10. A touch display device comprising the touch substrate according to claim 1.

11. A method for forming the touch substrate according to claim 1, comprising:

providing a base substrate;

forming a plurality of primary touch electrodes, a plurality of secondary touch electrodes, a plurality of bonding terminals and a plurality of signal transmission lines, wherein each bonding terminal is coupled to a corresponding primary touch electrode via a corresponding signal transmission line and configured to provide a primary touch signal channel to transmit a touch signal to the corresponding primary touch electrode; and

forming a plurality of secondary touch signal channels configured to transmit touch signals to the secondary touch electrodes, wherein at least a part of the primary touch signal channels is reused as the secondary touch signal channels.

12. The method according to claim 11, wherein the forming the primary touch electrodes and the secondary touch electrodes comprises:

forming the secondary touch electrodes using reused primary touch signal channels integrated with the primary touch electrodes corresponding to the reused primary touch signal channels.

13. The method according to claim 11, wherein the forming the primary touch electrodes and the secondary touch electrodes comprises:

forming the secondary touch electrodes independent from the primary touch electrodes;

forming first conductive lines coupling the secondary touch electrodes using reused primary touch signal channels to the primary touch electrodes corresponding to the reused primary touch signal channels.
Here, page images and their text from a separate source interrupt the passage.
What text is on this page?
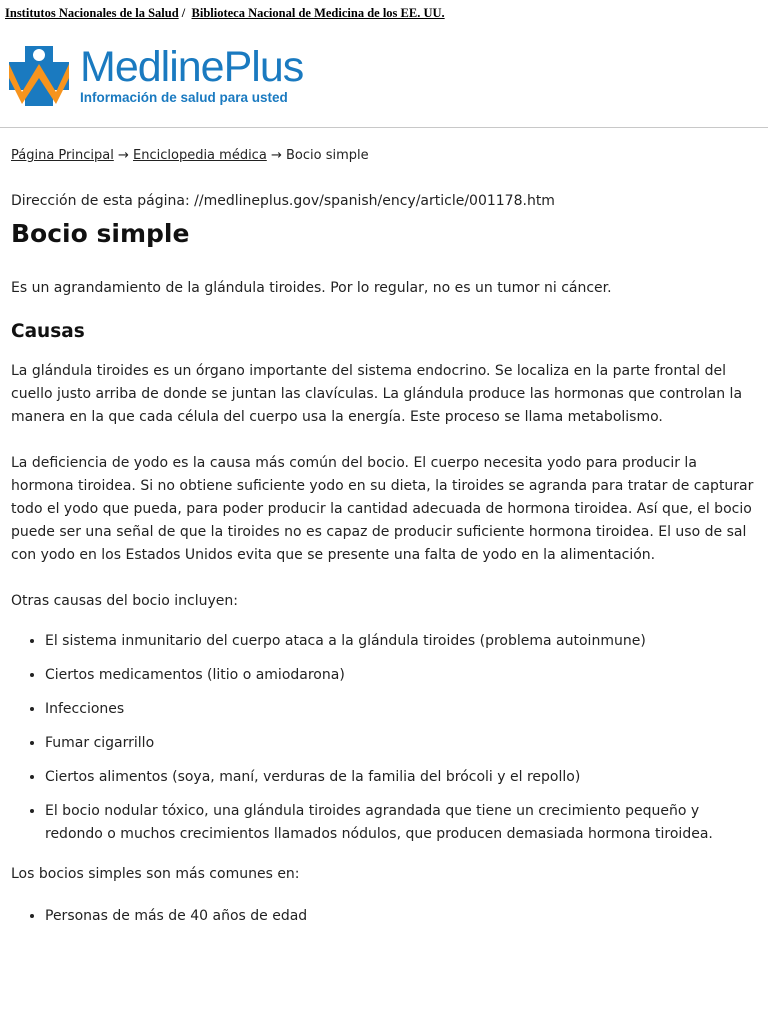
Institutos Nacionales de la Salud / Biblioteca Nacional de Medicina de los EE. UU.
MedlinePlus
Información de salud para usted
Página Principal → Enciclopedia médica → Bocio simple
Dirección de esta página: //medlineplus.gov/spanish/ency/article/001178.htm
Bocio simple

Es un agrandamiento de la glándula tiroides. Por lo regular, no es un tumor ni cáncer.

Causas

La glándula tiroides es un órgano importante del sistema endocrino. Se localiza en la parte frontal del cuello justo arriba de donde se juntan las clavículas. La glándula produce las hormonas que controlan la manera en la que cada célula del cuerpo usa la energía. Este proceso se llama metabolismo.

La deficiencia de yodo es la causa más común del bocio. El cuerpo necesita yodo para producir la hormona tiroidea. Si no obtiene suficiente yodo en su dieta, la tiroides se agranda para tratar de capturar todo el yodo que pueda, para poder producir la cantidad adecuada de hormona tiroidea. Así que, el bocio puede ser una señal de que la tiroides no es capaz de producir suficiente hormona tiroidea. El uso de sal con yodo en los Estados Unidos evita que se presente una falta de yodo en la alimentación.

Otras causas del bocio incluyen:

• El sistema inmunitario del cuerpo ataca a la glándula tiroides (problema autoinmune)
• Ciertos medicamentos (litio o amiodarona)
• Infecciones
• Fumar cigarrillo
• Ciertos alimentos (soya, maní, verduras de la familia del brócoli y el repollo)
• El bocio nodular tóxico, una glándula tiroides agrandada que tiene un crecimiento pequeño y redondo o muchos crecimientos llamados nódulos, que producen demasiada hormona tiroidea.

Los bocios simples son más comunes en:

• Personas de más de 40 años de edad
14. The method according to claim 11, further comprising:

forming connection terminals on the base substrate;

providing a flexible circuit board and forming second conductive lines on the flexible circuit board;

bonding the flexible circuit board to the base substrate, to enable the second conductive lines to be coupled to the connection terminals and the bonding terminals corresponding to reused primary touch signal channels; and

forming third conductive lines on the base substrate, wherein the third conductive lines are coupled to the connection terminals and the secondary touch electrodes using the reused primary touch signal channels.